Castro permite a los cubanos tener teléfono móvil.
30 - Marzo - 2008 por JM | Noticias Internacionales | |
Los cubanos de a pie ya podrán disponer de sus propios móviles sin tener que valerse de artimañas con los extranjeros, los únicos hasta ahora a los que les era permitido portar estos teléfonos, además de funcionarios y chicas de vida fácil. La aplaudida medida forma parte de una serie de cambios en la vida de la isla anunciados por el presidente, Raúl Castro, partidario de eliminar el exceso de prohibiciones que ahogan al país y favorecen la corrupción.
Se sabía perfectamente que el país estaba preparado para brindar este servicio desde hace por lo menos tres años, pero no ha sido hasta ahora, coincidiendo con la retirada de Fidel Castro del poder, que al fin se ha levantado la veda.
LA PICARESCA.
En cambio, ETECSA, la única empresa capacitada para ello, precisó en un comunicado que, gracias al actual proceso de inversiones, ya está en condiciones de ofrecer a la población cubana el servicio de telefonía celular. El servicio se pagará en pesos convertibles (CUC). El valor de esta moneda es 24 veces superior al del peso cubano, y un euro vale 1,38 CUC. Un móvil medio vale 70 CUC, y activar la línea, otros 111.
Desde 1991 existen los móviles en el país, y los trucos que los cubanos con posibilidades empleaban para obtener uno eran muy variados. Se podía uno valer de un amigo extranjero de paso por Cuba, y la muchacha que alquila su amor lo ganaba con el fruto de su sudor vertido también sobre un no nativo. El celular es reflejo de un cierto estatus, aquí también, amén de que facilita la comunicación inalámbrica en una nación donde obtener un teléfono constituye toda una odisea, a no ser que se disponga de fondos para ello y acceso a un oído comprensivo.
MEDIDAS DE FLEXIBILIDAD.
Los móviles acaban de alcanzar la libertad, como antes ocurrió con los DVD, tras retirarse Fidel, y se adelanta también que se eliminaran las trabas para comprar ordenadores.

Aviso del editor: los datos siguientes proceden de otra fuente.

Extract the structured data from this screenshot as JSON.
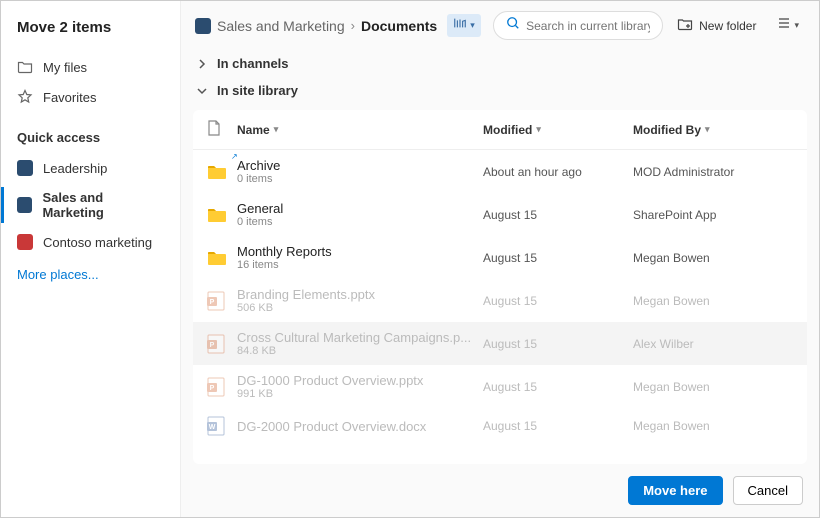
{
  "title": "Move 2 items",
  "nav": {
    "myfiles": "My files",
    "favorites": "Favorites"
  },
  "quickaccess": {
    "label": "Quick access",
    "items": [
      {
        "label": "Leadership",
        "color": "#2b4c6f"
      },
      {
        "label": "Sales and Marketing",
        "color": "#2b4c6f"
      },
      {
        "label": "Contoso marketing",
        "color": "#c93838"
      }
    ],
    "more": "More places..."
  },
  "breadcrumb": {
    "parent": "Sales and Marketing",
    "current": "Documents"
  },
  "search": {
    "placeholder": "Search in current library"
  },
  "toolbar": {
    "new_folder": "New folder"
  },
  "sections": {
    "channels": "In channels",
    "library": "In site library"
  },
  "columns": {
    "name": "Name",
    "modified": "Modified",
    "modified_by": "Modified By"
  },
  "rows": [
    {
      "name": "Archive",
      "sub": "0 items",
      "modified": "About an hour ago",
      "by": "MOD Administrator",
      "type": "folder",
      "shortcut": true
    },
    {
      "name": "General",
      "sub": "0 items",
      "modified": "August 15",
      "by": "SharePoint App",
      "type": "folder"
    },
    {
      "name": "Monthly Reports",
      "sub": "16 items",
      "modified": "August 15",
      "by": "Megan Bowen",
      "type": "folder"
    },
    {
      "name": "Branding Elements.pptx",
      "sub": "506 KB",
      "modified": "August 15",
      "by": "Megan Bowen",
      "type": "pptx",
      "faded": true
    },
    {
      "name": "Cross Cultural Marketing Campaigns.p...",
      "sub": "84.8 KB",
      "modified": "August 15",
      "by": "Alex Wilber",
      "type": "pptx",
      "faded": true,
      "hover": true
    },
    {
      "name": "DG-1000 Product Overview.pptx",
      "sub": "991 KB",
      "modified": "August 15",
      "by": "Megan Bowen",
      "type": "pptx",
      "faded": true
    },
    {
      "name": "DG-2000 Product Overview.docx",
      "sub": "",
      "modified": "August 15",
      "by": "Megan Bowen",
      "type": "docx",
      "faded": true
    }
  ],
  "footer": {
    "primary": "Move here",
    "cancel": "Cancel"
  }
}
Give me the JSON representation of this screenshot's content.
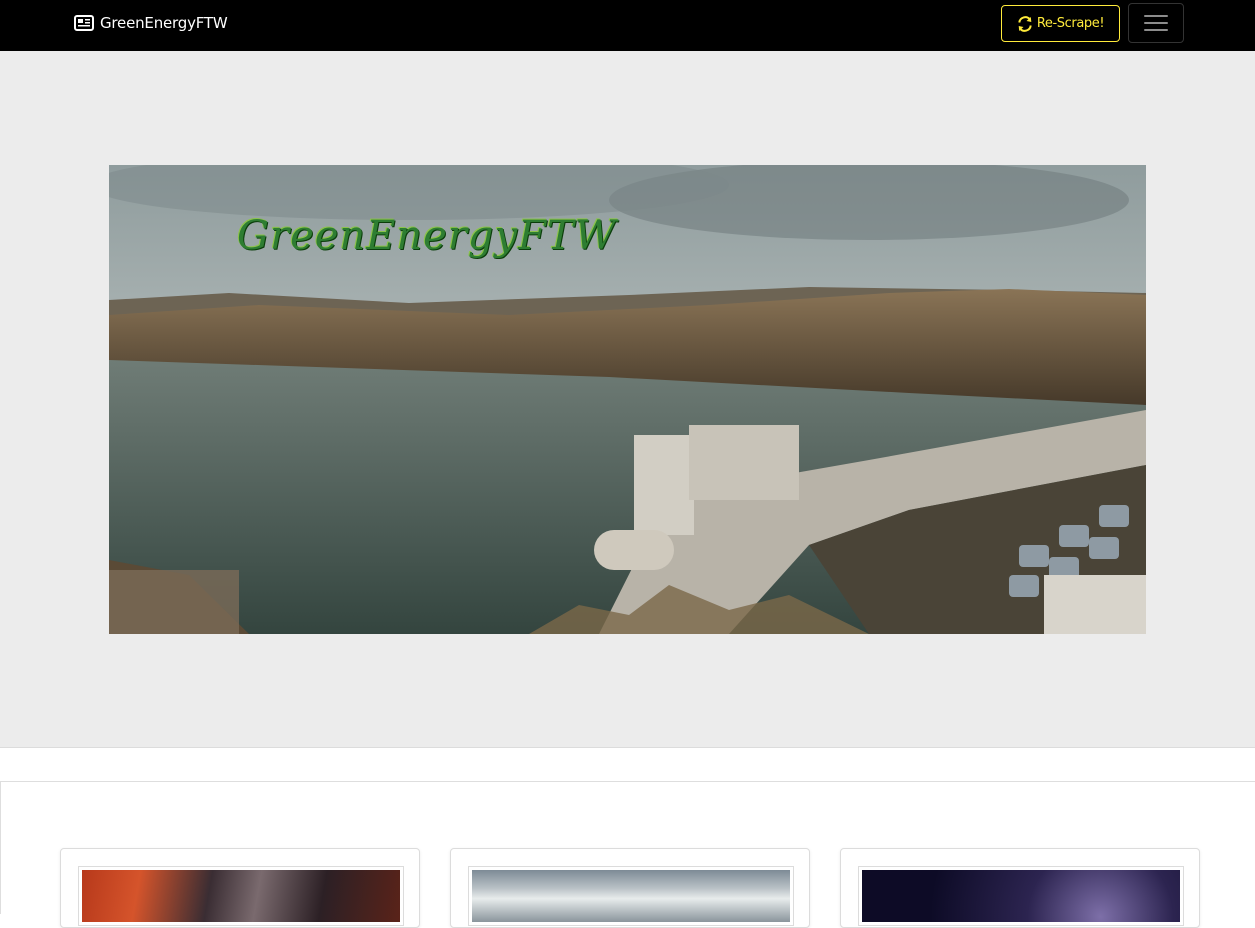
{
  "navbar": {
    "brand": "GreenEnergyFTW",
    "brand_icon": "newspaper-icon",
    "rescrape_label": "Re-Scrape!",
    "rescrape_icon": "sync-icon",
    "toggler_icon": "hamburger-menu-icon",
    "accent_color": "#ffeb3b"
  },
  "hero": {
    "image_alt": "hydroelectric dam over lake with hills",
    "logo_text": "GreenEnergyFTW"
  },
  "cards": [
    {
      "thumb_desc": "red and dark abstract image"
    },
    {
      "thumb_desc": "cloudy sky image"
    },
    {
      "thumb_desc": "night sky purple image"
    }
  ]
}
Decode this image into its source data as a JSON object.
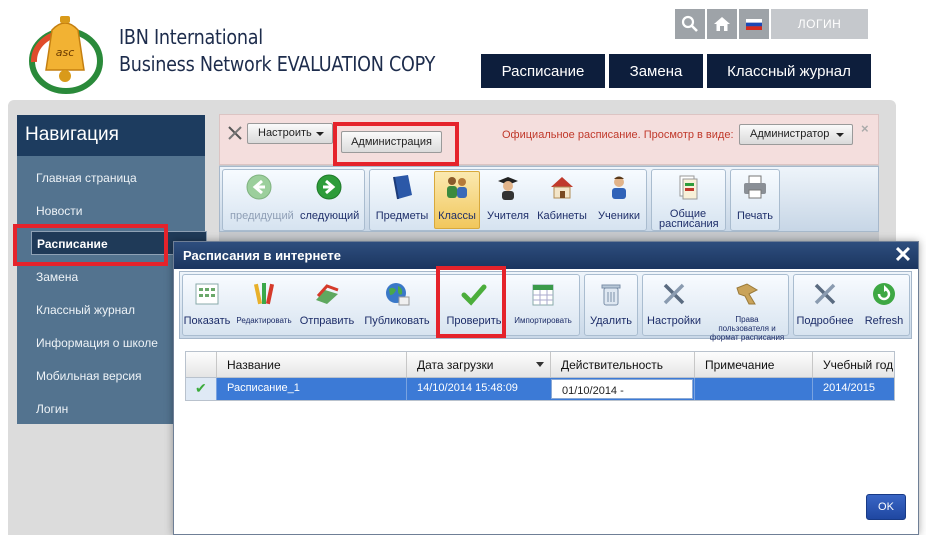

Raúl Castro, cuando asumió la presidencia en febrero, adelantó en su discurso de investidura que se irían aplicando nuevas medidas de flexibilidad en el país y pidió a la ciudadanía que tuviera paciencia.
Las autoridades habían argumentado, sobre todo después de la caída del muro de Berlín, que se aplicaba este tipo de prohibiciones con el objetivo de tratar de limitar desigualdades sociales en la etapa denominada de forma eufemística período especial en tiempo de paz.
Entre estas irritantes restricciones se encontraba la de que a los nacionales no se les permitía el acceso a hoteles y ni siquiera transitar, sin previa autorización, por las carreteras en el mar que unen la gran isla con los paradisíacos cayos que la rodean, solo para extranjeros.